To preserve the original layout (columns, line breaks):

from-pdf paper.pdf --layout

From an EPUB book

from-epub book.epub | save -f book.md
from-epub book.epub | sentences | length        # count sentences in the whole book
from-epub book.epub | report --lang en          # full analysis of the corpus

From HTML

from-html page.html
open --raw page.html | from-html       # also works

Note that for live URLs you usually want fetch instead — it uses Mozilla Readability to extract just the article content, where from-html keeps everything in the HTML body.

From other formats

Format Command Input type
LaTeX from-latex paper.tex or piped text
reStructuredText from-rst manual.rst or piped text
Org-mode from-org notes.org or piped text
LibreOffice ODT from-odt document.odt binary

All text-format commands accept either a file path positional or piped text. Binary formats require a file path.

Round-trip with the to-* commands

The from-* and to-* commands are inverses. You can round-trip a document through markdown for any transformation that needs structural rewriting:

# Open a Word doc, polish, re-render as Word with a custom template
from-docx draft.docx \
  | polish --level editorial --brief "Q3 review" \
  | to-docx polished.docx --reference-doc company-style.docx

# Open an EPUB, translate every chapter, build a new EPUB
from-epub book-en.epub \
  | tr da \
  | to-epub book-da.epub --title "Bog på dansk" --author "Translator Name"

# Open a LaTeX paper, summarize, output a PDF brief
from-latex paper.tex \
  | sum --max 10 \
  | to-pdf summary.pdf --title "Paper summary"

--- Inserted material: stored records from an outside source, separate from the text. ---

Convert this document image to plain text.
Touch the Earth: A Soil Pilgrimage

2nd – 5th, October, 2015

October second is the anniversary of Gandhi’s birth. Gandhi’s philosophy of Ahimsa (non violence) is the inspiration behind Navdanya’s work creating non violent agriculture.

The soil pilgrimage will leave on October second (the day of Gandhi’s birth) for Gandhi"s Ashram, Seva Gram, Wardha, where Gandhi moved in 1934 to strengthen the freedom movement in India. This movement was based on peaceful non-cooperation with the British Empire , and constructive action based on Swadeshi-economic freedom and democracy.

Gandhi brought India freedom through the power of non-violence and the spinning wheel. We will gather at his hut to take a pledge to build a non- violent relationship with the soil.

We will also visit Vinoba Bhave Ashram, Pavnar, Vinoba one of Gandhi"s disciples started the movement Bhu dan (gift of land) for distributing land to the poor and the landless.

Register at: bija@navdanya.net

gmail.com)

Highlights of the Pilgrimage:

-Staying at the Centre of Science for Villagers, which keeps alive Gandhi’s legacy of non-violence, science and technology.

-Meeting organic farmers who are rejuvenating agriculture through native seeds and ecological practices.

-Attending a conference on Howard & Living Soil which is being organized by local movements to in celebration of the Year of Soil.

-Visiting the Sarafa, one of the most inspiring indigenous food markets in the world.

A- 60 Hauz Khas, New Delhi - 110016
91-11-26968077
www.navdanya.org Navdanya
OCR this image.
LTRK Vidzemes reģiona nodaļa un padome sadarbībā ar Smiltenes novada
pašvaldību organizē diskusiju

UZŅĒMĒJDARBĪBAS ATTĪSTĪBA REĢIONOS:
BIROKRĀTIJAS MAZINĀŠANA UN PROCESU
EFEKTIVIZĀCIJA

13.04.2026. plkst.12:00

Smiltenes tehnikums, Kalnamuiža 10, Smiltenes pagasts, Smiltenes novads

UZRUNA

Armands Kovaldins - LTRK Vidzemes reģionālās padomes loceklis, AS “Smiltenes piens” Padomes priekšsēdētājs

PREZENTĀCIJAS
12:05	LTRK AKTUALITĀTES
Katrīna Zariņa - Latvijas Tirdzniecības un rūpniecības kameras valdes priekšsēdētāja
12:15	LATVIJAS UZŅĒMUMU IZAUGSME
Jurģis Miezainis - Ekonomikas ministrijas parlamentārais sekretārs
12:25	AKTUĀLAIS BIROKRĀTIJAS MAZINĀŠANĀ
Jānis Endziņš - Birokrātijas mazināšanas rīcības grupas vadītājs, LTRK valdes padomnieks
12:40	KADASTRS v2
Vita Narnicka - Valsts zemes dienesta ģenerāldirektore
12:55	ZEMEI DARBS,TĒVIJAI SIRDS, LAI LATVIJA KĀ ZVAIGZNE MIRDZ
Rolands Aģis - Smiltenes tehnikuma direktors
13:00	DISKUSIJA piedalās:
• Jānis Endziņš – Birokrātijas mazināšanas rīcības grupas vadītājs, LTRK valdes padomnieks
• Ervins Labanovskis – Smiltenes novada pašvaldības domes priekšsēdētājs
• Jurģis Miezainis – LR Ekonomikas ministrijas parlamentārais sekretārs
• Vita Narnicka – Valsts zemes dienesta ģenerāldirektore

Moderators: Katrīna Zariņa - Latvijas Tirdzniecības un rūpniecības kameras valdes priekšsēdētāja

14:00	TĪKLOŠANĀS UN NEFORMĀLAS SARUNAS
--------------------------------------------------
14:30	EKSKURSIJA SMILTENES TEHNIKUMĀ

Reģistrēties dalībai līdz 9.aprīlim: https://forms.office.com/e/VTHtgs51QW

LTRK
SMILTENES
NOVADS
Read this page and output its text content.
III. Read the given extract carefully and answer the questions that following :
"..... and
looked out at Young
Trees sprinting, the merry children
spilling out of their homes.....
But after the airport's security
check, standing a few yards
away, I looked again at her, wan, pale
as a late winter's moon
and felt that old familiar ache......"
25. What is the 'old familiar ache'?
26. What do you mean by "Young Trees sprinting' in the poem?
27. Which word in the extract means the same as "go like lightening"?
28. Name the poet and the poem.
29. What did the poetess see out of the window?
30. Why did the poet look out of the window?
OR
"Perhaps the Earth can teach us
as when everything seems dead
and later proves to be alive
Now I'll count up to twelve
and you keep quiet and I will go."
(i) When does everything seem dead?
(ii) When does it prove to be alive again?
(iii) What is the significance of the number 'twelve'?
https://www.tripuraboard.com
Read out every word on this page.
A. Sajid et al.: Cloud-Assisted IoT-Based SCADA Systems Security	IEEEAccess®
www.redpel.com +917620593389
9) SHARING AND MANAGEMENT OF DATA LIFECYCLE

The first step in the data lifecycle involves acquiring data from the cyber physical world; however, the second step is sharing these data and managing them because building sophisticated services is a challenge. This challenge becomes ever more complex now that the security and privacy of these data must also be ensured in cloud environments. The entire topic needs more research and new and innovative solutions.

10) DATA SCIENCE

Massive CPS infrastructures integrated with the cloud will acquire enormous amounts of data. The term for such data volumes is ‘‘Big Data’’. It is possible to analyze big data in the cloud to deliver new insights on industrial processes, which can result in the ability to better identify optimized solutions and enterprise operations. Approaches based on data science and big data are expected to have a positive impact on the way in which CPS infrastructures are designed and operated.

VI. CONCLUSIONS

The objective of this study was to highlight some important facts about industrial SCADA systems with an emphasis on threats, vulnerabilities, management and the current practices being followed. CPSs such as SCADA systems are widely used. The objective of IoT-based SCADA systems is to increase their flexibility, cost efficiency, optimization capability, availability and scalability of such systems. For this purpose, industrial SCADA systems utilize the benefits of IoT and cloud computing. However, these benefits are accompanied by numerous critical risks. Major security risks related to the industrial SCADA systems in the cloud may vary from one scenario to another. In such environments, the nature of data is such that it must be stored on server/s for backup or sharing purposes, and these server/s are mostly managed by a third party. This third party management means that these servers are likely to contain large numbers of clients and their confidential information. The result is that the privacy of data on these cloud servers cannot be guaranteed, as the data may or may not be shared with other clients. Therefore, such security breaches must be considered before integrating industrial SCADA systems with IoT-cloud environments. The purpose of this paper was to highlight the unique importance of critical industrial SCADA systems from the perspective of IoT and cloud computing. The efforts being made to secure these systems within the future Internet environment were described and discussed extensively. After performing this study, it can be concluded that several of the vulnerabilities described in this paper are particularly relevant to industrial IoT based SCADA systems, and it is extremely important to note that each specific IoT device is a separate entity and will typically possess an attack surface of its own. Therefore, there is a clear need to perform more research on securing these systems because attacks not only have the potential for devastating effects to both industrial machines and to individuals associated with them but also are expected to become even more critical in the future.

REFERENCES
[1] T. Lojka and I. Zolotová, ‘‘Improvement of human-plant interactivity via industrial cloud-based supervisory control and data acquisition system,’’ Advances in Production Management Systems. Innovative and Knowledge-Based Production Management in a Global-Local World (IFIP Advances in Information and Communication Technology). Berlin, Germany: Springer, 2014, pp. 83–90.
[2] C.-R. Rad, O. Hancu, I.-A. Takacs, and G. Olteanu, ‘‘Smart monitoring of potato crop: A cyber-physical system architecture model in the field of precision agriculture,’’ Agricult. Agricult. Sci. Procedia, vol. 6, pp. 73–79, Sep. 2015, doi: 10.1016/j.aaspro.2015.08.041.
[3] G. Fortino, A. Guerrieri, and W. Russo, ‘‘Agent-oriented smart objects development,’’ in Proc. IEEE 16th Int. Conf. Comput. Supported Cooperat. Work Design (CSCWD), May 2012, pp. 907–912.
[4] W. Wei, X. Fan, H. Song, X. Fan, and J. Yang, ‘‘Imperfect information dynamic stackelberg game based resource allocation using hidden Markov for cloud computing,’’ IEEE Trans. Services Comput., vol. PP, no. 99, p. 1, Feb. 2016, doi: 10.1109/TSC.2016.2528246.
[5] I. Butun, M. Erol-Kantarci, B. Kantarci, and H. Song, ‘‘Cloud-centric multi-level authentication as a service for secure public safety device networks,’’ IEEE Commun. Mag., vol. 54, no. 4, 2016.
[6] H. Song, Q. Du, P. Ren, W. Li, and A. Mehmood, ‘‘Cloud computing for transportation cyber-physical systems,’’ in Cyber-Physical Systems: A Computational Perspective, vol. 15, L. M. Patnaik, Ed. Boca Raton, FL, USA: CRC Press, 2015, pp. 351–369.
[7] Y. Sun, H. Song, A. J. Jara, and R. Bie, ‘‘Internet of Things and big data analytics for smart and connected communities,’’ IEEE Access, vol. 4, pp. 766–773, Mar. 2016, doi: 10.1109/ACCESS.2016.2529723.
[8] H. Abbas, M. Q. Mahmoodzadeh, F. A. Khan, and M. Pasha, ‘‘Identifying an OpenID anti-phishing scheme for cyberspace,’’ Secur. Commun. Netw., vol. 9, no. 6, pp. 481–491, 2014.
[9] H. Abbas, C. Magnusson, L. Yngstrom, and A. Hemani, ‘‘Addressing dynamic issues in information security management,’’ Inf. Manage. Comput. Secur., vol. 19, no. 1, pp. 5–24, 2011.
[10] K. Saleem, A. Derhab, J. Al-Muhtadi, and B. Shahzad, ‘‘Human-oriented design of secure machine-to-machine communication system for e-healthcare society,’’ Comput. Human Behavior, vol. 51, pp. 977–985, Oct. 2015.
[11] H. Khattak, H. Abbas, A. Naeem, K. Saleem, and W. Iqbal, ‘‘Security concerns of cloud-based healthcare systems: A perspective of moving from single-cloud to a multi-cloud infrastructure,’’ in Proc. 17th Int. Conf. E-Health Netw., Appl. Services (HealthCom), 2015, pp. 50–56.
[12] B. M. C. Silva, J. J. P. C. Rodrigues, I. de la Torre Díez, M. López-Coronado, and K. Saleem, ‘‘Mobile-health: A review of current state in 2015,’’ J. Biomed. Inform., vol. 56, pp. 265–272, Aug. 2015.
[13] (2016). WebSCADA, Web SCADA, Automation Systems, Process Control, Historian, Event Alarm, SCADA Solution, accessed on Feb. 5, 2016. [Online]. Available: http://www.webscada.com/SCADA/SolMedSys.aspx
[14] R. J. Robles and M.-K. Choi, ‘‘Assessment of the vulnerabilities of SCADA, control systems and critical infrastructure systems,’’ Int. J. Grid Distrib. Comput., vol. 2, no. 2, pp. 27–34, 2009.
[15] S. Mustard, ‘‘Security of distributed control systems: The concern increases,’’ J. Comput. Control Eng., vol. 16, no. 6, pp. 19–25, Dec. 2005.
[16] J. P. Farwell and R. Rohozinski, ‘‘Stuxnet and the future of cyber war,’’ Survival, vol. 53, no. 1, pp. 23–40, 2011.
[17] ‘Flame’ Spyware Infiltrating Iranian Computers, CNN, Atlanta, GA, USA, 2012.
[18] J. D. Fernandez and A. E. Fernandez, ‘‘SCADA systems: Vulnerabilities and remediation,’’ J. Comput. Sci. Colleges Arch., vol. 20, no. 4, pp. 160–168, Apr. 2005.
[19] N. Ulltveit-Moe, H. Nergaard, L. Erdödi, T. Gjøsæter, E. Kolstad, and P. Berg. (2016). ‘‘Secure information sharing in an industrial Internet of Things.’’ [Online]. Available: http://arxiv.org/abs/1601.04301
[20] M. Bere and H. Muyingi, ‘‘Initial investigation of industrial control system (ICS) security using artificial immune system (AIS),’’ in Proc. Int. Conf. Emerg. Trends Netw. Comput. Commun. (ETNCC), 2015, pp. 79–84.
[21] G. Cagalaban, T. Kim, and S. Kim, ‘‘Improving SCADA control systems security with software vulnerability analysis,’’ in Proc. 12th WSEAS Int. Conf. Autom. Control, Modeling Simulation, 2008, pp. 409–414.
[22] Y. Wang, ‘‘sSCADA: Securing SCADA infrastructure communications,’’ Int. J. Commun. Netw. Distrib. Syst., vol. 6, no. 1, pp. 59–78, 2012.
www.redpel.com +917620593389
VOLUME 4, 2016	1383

Working with extracted images

The binary-format commands (from-docx, from-epub, from-odt) embed images inside the file. Use --extract-media <dir> to write them to disk alongside the markdown:

from-docx report.docx --extract-media ./media | save -f report.md
ls ./media         # check what was extracted

The output markdown will contain ![](media/image1.png)-style references pointing at the extracted files.

Caveats

  • PDF quality varies hugely. A clean LaTeX-generated PDF extracts well. A scanned image of a printed page extracts as garbage — you would need OCR (tesseract) first, which is out of comma’s scope.
  • Tables in DOCX/ODT convert to markdown tables, which look ugly inline. Run from-docx | proof to normalize them, or accept that markdown tables aren’t pretty.
  • EPUB fidelity depends on the source. A well-structured EPUB with semantic markup extracts beautifully; a DRM-stripped, image-heavy EPUB may produce noise.
  • LaTeX with custom commands may need pandoc to be told about your packages. For complex documents, expect to clean up the result manually.